You've learned a lot about GenAI for data work. But there's a problem - many people have dangerous misconceptions about using GenAI for data analysis!
Using GenAI correctly in data work helps you avoid costly mistakes and build trust with stakeholders who rely on your insights.
Engagement Message
What GenAI data myths have you heard in your workplace?
Here's a costly misconception: "GenAI can replace data analysts completely." Wrong! GenAI is a powerful assistant, not a replacement.

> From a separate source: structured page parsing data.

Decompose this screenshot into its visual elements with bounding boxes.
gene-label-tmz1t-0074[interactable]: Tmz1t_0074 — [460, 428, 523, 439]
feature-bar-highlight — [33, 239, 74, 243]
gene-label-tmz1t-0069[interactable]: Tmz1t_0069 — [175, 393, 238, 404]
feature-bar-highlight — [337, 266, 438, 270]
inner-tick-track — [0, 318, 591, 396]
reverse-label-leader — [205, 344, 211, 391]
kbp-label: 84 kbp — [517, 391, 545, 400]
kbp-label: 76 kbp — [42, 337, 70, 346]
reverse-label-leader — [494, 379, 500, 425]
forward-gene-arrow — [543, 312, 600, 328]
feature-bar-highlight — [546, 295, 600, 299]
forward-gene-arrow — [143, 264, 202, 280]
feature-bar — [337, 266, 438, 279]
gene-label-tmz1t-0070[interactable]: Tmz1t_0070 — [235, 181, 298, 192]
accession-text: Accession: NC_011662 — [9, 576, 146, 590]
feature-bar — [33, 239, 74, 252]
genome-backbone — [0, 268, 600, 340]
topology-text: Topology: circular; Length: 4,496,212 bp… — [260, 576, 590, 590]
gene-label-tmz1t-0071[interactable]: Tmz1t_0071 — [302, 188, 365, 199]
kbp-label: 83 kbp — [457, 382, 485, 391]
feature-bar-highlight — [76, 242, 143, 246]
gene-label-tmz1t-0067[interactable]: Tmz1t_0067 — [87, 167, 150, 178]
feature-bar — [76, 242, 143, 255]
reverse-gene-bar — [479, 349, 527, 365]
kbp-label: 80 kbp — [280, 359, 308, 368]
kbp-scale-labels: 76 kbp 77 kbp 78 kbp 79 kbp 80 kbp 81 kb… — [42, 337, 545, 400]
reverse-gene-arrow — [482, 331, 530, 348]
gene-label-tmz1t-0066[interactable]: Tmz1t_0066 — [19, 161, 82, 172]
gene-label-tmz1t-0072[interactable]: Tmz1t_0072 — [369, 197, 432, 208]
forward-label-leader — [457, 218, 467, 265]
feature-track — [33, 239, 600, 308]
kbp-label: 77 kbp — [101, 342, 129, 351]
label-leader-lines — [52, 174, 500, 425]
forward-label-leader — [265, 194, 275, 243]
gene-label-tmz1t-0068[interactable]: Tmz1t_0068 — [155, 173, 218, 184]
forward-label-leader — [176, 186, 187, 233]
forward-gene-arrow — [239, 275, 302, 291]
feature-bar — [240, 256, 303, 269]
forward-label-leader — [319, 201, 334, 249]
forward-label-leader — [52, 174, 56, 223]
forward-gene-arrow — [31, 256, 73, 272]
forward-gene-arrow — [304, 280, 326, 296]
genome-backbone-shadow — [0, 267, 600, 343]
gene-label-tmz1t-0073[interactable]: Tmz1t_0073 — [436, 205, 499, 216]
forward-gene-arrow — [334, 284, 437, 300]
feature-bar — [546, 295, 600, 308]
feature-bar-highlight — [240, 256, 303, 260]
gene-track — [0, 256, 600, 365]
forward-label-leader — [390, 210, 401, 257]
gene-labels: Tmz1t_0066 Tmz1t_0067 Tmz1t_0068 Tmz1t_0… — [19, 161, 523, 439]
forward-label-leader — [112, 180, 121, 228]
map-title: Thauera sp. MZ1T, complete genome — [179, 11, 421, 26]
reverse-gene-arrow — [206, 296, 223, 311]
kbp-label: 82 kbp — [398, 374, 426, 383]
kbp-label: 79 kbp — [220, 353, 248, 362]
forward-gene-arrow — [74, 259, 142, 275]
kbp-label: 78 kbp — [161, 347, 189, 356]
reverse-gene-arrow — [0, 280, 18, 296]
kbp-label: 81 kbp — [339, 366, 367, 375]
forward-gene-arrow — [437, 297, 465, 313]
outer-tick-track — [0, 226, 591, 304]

You still need human expertise to ask the right questions, validate results, and understand business context that GenAI can't grasp.
Engagement Message
Have you seen organizations try to automate away their analytics teams?
Another dangerous myth: "GenAI always produces accurate data insights." This leads to major business disasters!
GenAI can generate plausible-looking but completely wrong SQL queries, calculations, or interpretations. Always validate outputs before making decisions.
Engagement Message
What would happen if your dashboards showed fake trends to executives?
The data quality trap: "GenAI can work magic with messy data." Not true! Garbage in, garbage out still applies.
GenAI might miss data quality issues that would be obvious to experienced analysts - like duplicate records, missing values, or inconsistent formats.
Engagement Message
How much time do you spend cleaning data before analysis?
"GenAI understands my business context automatically." Be careful! GenAI lacks domain knowledge about your industry.
It might suggest technically correct but business-inappropriate analyses. You need to provide context and validate that suggestions make sense for your specific use case.
Engagement Message
When you use GenAI for analysis, do you explain your business goals first?